DAP advisor Lim Kit Siang has rubbished Utusan Malaysia’s claim that he had once served as a press secretary to former Singaporean prime minister Lee Kuan Yew.

In a press release today, Kit Siang described the allegations as “downright lies”, pointing out that he was never involved with the PAP during his stint as a reporter in Singapore during the early 1960s.

Kit Siang clarified that he had worked “for a period” in the press section of Singapore’s Culture Ministry and was once the secretary-general of Singapore’s National Union of Journalist.

Utusan Malaysia is living up to its reputation as ‘lies-paper’,” said Kit Siang, referring to the Bisik-bisik column that appeared in Mingguan Malaysia, Utusan’s Sunday edition.

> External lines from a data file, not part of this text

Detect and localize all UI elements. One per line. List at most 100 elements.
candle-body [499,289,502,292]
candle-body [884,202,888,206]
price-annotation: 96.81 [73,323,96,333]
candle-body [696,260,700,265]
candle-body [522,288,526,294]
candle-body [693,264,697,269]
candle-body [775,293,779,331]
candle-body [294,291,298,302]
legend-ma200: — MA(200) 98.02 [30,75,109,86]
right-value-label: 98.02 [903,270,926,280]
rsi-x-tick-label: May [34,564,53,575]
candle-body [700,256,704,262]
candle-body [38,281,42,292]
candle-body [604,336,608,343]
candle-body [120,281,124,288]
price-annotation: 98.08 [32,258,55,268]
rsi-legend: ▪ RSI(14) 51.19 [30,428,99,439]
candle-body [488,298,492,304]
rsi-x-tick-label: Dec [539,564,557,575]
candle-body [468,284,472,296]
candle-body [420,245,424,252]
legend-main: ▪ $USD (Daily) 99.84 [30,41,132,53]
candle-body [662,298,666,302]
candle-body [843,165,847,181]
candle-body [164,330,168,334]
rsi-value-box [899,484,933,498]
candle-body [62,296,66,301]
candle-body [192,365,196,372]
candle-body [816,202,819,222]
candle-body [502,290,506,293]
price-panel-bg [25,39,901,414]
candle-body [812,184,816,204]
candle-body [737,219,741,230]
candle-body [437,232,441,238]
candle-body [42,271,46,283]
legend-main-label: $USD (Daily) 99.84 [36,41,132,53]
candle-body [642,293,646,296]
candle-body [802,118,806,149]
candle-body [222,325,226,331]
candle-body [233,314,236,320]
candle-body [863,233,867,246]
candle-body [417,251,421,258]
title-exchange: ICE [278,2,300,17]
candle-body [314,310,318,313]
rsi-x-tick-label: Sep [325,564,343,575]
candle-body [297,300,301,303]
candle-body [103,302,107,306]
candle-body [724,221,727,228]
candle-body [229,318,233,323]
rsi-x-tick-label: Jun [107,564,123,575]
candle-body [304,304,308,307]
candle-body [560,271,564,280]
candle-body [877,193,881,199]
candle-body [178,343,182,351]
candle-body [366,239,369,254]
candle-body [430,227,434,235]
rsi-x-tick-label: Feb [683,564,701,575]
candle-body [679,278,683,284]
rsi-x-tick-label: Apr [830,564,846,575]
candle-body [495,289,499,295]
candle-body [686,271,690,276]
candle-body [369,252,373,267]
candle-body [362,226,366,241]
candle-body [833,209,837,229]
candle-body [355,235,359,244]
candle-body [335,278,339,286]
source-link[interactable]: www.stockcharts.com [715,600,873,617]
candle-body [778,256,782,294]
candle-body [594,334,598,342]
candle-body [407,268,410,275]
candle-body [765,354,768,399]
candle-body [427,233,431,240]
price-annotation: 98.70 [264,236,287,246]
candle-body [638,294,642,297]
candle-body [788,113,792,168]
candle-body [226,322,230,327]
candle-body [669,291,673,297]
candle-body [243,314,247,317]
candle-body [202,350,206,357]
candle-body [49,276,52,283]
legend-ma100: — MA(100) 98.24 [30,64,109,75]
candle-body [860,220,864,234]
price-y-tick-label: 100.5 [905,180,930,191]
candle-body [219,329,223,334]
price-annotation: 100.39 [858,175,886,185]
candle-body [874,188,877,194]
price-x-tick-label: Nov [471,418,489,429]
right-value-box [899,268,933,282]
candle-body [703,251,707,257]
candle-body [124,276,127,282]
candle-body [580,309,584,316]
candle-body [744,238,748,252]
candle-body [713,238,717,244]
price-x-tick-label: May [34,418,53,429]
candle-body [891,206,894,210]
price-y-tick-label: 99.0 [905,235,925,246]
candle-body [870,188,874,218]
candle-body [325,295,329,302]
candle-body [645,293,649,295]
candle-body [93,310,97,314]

Written by the mysterious Awang Selamat, widely believed to be a pen name for Utusan’s senior editorial staff, the article claimed that Singapore will use DAP as a proxy to achieve its ambitions for Peninsula Malaysia.

Awang Selamat never detailed what these ambitions are, but said Lee’s efforts to build ties with the Penang government, after Pakatan Rakyat had taken over the state administration, signals Singapore’s goal of dethroning BN.

Kit Siang said that the attack against him today was the result of an intensified campaign to demonise the DAP and Pakatan because Umno was not confident about the upcoming general election.

Umno cybertroopers are worse

He also noted that there are even more outrageous allegations against him that have surfaced on the Internet, which he blamed on Umno “cybertroopers”.

Among the allegations was that Kit Siang was in Kuala Lumpur on May 13, 1969 instigating a race riot.

“In actual fact, I was never in Kuala Lumpur on May 10, 11, 12 and 13, 1969, something which could be easily verified in the media at the time and by the police records,” said Kit Siang.

He said that he was standing for the parliamentary seat of Bandar Melaka and on the morning of the day where the riot broke, he had boarded a plane to Kota Kinabalu to help campaigning there.

The election in Sabah was delayed for two weeks after the election in peninsula Malaysia had concluded.

Kit Siang said that an “even more monstrous” allegation made by these cybertroopers accuses his son Guan Eng, the currentl DAP secretary-general, of having a hand in the May 13 riots.

He pointed out that at the time, Guan Eng was only eight years old.